Threats to several of the world's great animal migrations necessitate a research agenda focused on identifying drivers of their population dynamics. The monarch butterfly is an iconic species whose continental migratory population in eastern North America has been declining precipitously. Recent analyses have linked the monarch decline to reduced abundance of milkweed host plants in the USA caused by increased use of genetically modified herbicide‐resistant crops. To identify the most sensitive stages in the monarch's annual multi‐generational migration, and to test the milkweed limitation hypothesis, we analyzed 22 years of citizen science records from four monitoring programs across North America. We analyzed the relationships between butterfly population indices at successive stages of the annual migratory cycle to assess demographic connections and to address the roles of migrant population size versus temporal trends that reflect changes in habitat or resource quality. We find a sharp annual population decline in the first breeding generation in the southern USA, driven by the progressively smaller numbers of spring migrants from the overwintering grounds in Mexico. Monarch populations then build regionally during the summer generations. Contrary to the milkweed limitation hypothesis, we did not find statistically significant temporal trends in stage‐to‐stage population relationships in the mid‐western or northeastern USA. In contrast, there are statistically significant negative temporal trends at the overwintering grounds in Mexico, suggesting that monarch success during the fall migration and re‐establishment strongly contributes to the butterfly decline.

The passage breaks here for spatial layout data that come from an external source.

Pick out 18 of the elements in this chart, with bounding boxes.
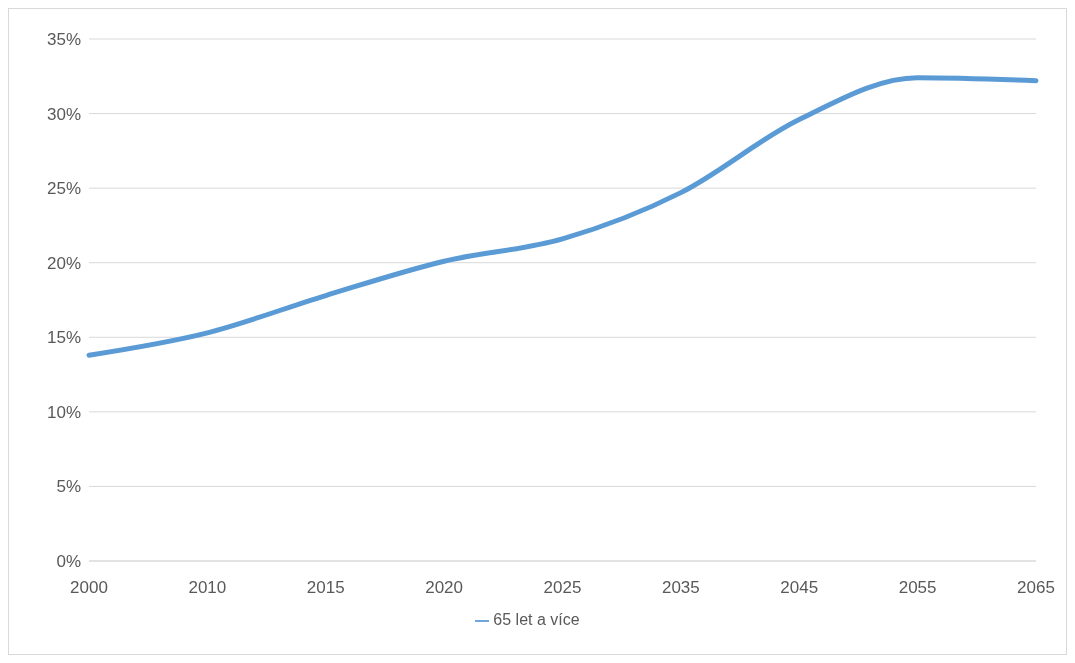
y-tick-label: 15% [46, 328, 81, 348]
y-tick-label: 10% [46, 402, 81, 422]
y-tick-label: 5% [56, 477, 81, 497]
x-tick-label: 2020 [425, 578, 464, 598]
x-tick-label: 2055 [898, 578, 937, 598]
x-tick-label: 2010 [188, 578, 227, 598]
y-tick-label: 20% [46, 253, 81, 273]
x-tick-label: 2045 [780, 578, 819, 598]
x-tick-label: 2015 [306, 578, 345, 598]
x-tick-label: 2065 [1017, 578, 1055, 598]
x-tick-label: 2035 [661, 578, 700, 598]
y-tick-label: 0% [56, 552, 81, 572]
y-tick-label: 25% [46, 179, 81, 199]
x-tick-label: 2000 [70, 578, 108, 598]
y-tick-label: 30% [46, 104, 81, 124]
legend-label: 65 let a více [493, 611, 580, 628]
x-tick-label: 2025 [543, 578, 582, 598]
y-tick-label: 35% [46, 30, 81, 50]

Lack of milkweed, the only host plant for monarch butterfly caterpillars, is unlikely to be driving the monarch's population decline. Conservation efforts therefore require additional focus on the later phases in the monarch's annual migratory cycle. We hypothesize that lack of nectar sources, habitat fragmentation, continued degradation at the overwintering sites, or other threats to successful fall migration are critical limiting factors for declining monarchs.